The Legend of William Tell
Soon after the opening of the Gotthard Pass, the Hapsburg emperors sought to exert their rule over Uri and control the lucrative trans-Alpine trade routes. A new bailiff, Herman Gessler was sent to Altdorf to show the locals who’s in charge. Upon his arrival, Gessler raised a pole in the center square of Altdorf and perched his hat on top, commanding all who passed it to bow in respect.
When William Tell walked past the hat without bowing, Gessler seized Tell and said, “You are, are you not, the most famous marksman in this area? So pray, show me your skills.” Gessler set the challenge, ordering Tell to shoot an apple off the head of his son, Walter, with his crossbow. If Tell was successful, he would be released. But if he failed or refused, both he and his son would die.
Walter’s hands were tied. Tell put one arrow in his quiver and another in his crossbow. Tell took aim and split the apple clean off his son’s head. Gessler was impressed but infuriated, and asked Tell what the second arrow was for. Tell replied that had the first arrow struck the child, the second arrow would have been for Gessler. Gessler was incensed and ordered that Tell be sentenced to life in prison in the dungeon of Gessler’s castle in Küssnacht, near Luzern. During the boat journey to Küssnacht, a violent storm arose on the lake. The oarsmen, who were unfamiliar with the lake, begged Gessler to unbind Tell so he could steer them to safety. Gessler agreed, and Tell steered the boat close to the shore and suddenly leaped to the shore while pushing the boat back into the stormy waters.

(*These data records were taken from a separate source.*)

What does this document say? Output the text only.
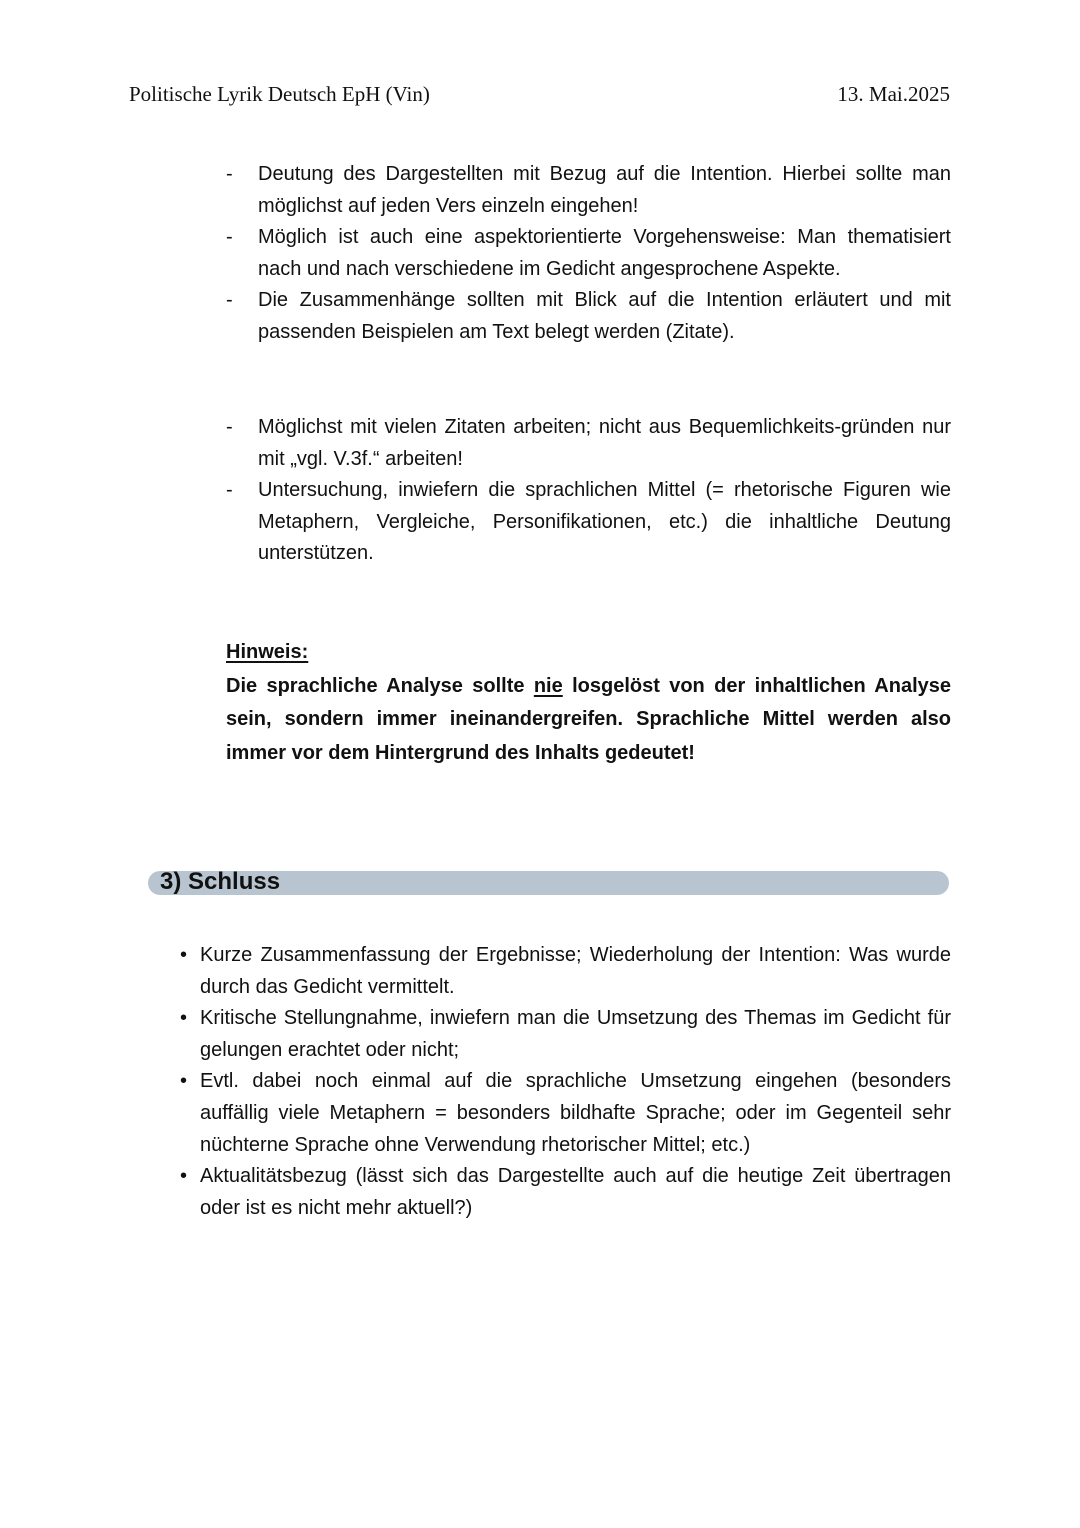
Politische Lyrik Deutsch EpH (Vin)	13. Mai.2025
- Deutung des Dargestellten mit Bezug auf die Intention. Hierbei sollte man möglichst auf jeden Vers einzeln eingehen!
- Möglich ist auch eine aspektorientierte Vorgehensweise: Man thematisiert nach und nach verschiedene im Gedicht angesprochene Aspekte.
- Die Zusammenhänge sollten mit Blick auf die Intention erläutert und mit passenden Beispielen am Text belegt werden (Zitate).
- Möglichst mit vielen Zitaten arbeiten; nicht aus Bequemlichkeits-gründen nur mit „vgl. V.3f.“ arbeiten!
- Untersuchung, inwiefern die sprachlichen Mittel (= rhetorische Figuren wie Metaphern, Vergleiche, Personifikationen, etc.) die inhaltliche Deutung unterstützen.
Hinweis:

Die sprachliche Analyse sollte nie losgelöst von der inhaltlichen Analyse sein, sondern immer ineinandergreifen. Sprachliche Mittel werden also immer vor dem Hintergrund des Inhalts gedeutet!

3) Schluss
• Kurze Zusammenfassung der Ergebnisse; Wiederholung der Intention: Was wurde durch das Gedicht vermittelt.
• Kritische Stellungnahme, inwiefern man die Umsetzung des Themas im Gedicht für gelungen erachtet oder nicht;
• Evtl. dabei noch einmal auf die sprachliche Umsetzung eingehen (besonders auffällig viele Metaphern = besonders bildhafte Sprache; oder im Gegenteil sehr nüchterne Sprache ohne Verwendung rhetorischer Mittel; etc.)
• Aktualitätsbezug (lässt sich das Dargestellte auch auf die heutige Zeit übertragen oder ist es nicht mehr aktuell?)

Tell ran ahead to Küssnacht, and as Gessler approached, Tell shot the arrow through Gessler’s heart. Word of Tell’s act of bravery and defiance spread quickly and inspired the citizenry to throw off the yolk of Hapsburg oppression and remain strong, independent, and free—national characteristics which are still valued in Switzerland today.
William Tell. Myth or history?
The earliest written accounts first appeared in 1474—over 160 years after the event. By the early 16th century songs, plays, and locals sites venerating Tell began to appear. Historians agree that there is no evidence for Tell as a historical individual, let alone for the apple-shot story. Some researchers have proposed that the Tell legend was based on a Danish saga with a similar motif. But while Tell’s historicity may be dubious, his powerful position as a national hero and identification figure is unquestioned, and the Tell “brand” remains strong as ever.
Wildflower: Purple Gentian (Gentiana purpurea) stands head and shoulders above most other alpine wildflowers on meadows above 1600 meters. Easy to spot, and easily identifiable, you’ll find it in bloom from July through September.
Food Tips: Today’s culinary highlight was the Birchermuesli at the Hotel Krone in Attinghausen. It was filled with plump blackberries, raspberries, and slices of banana—indeed, more fruit than yogurt and oats. It stuck with me up and over the Surenenpass. This stage also offers several small mountain restaurants to provide rest and refreshment along the way.